The discussion draft of the bailout bill is now available. For those wondering if student loans are covered under the current plan, the answer is "maybe." The definition of "troubled assets" to be purchased by the Treasury Department is defined as:
(9) TROUBLED ASSETS.—The term ‘‘troubled assets’’ means—
(A) residential or commercial mortgages and any securities, obligations, or other instruments that are based on or related to such mortgages, that in each case was originated or issued on or before March 14, 2008, the purchase of which the Secretary determines promotes financial market stability; and
(B) any other financial instrument that the Secretary, after consultation with the Chairman of the Board of Governors of the Federal Reserve System, determines the purchase of which is necessary to promote financial market stability, but only upon transmittal of such determination, in writing, to the appropriate committees of Congress.
Clearly (B) provides wide latitude to the Secretary in consultation with the Fed Chairman to determine what financial instruments need to be purchased to "promote financial market stability." The two principal issues with student loans are:
a. Federal student loans originated prior to May 1st, the effective date for ECASLA, the Department of Education liquidity plan. For many lenders, these loans have languished on balance sheets as they wait for the pricing on securitizations to improve. Sallie Mae's has been able to access the securitization markets, however at a steep cost. Their most recent federal loan securitization was priced at LIBOR + 150 basis points in late August 2008 (the prevailing rate prior to the credit crunch was LIBOR +10bp).

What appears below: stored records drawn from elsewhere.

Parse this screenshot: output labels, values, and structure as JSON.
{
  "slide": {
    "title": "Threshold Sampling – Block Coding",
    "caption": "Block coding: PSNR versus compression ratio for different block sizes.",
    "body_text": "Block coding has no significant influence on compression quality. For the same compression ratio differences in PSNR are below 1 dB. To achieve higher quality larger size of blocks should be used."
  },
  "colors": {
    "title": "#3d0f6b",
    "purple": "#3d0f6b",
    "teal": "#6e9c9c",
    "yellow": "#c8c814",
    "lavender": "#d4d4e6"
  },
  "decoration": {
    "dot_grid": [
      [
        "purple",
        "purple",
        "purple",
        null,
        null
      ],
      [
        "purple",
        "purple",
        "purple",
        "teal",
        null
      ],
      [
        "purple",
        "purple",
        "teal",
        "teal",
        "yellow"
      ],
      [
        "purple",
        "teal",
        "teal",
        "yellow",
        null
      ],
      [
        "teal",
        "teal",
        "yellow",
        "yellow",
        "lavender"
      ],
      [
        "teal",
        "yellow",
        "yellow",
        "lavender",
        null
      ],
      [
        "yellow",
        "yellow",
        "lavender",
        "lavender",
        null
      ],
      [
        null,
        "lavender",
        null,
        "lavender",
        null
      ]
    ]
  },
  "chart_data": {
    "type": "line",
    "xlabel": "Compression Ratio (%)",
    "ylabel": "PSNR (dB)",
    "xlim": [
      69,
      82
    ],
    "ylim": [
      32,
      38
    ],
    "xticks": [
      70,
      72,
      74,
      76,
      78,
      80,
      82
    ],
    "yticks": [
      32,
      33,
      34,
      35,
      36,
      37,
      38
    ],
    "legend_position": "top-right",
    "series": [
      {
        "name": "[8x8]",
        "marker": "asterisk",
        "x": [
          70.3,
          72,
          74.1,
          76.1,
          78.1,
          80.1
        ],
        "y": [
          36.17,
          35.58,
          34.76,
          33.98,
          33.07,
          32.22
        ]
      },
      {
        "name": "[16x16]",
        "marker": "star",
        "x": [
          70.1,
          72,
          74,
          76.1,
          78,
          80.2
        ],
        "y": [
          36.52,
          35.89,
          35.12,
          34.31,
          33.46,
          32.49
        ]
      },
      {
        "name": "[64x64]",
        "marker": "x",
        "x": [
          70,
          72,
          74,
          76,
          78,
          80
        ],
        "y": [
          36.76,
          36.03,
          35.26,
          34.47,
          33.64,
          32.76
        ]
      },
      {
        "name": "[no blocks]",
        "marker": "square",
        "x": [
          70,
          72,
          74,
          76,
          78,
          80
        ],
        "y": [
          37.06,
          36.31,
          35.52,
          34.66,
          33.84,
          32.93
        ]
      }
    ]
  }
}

b. Private student loans have suffered from increasing delinquencies and a frozen securitization market. First Marblehead, the largest securitizer of private loans, completed their last securitization in September of 2007. Sallie Mae, the largest private student lender, completed their last private loan securitization in March of 2007. They have increasingly relied on their Utah-based industrial bank, Sallie Mae Bank, to provide capital for these loans. KeyBank, which recently announced plans to leave the private student loan market, completed their last securitization in 2006. Treasury's purchase of these assets would allow lenders to continue making loans, however, it would not likely help the less creditworthy borrowers, as I would not expect to see credit standards loosened for the foreseeable future.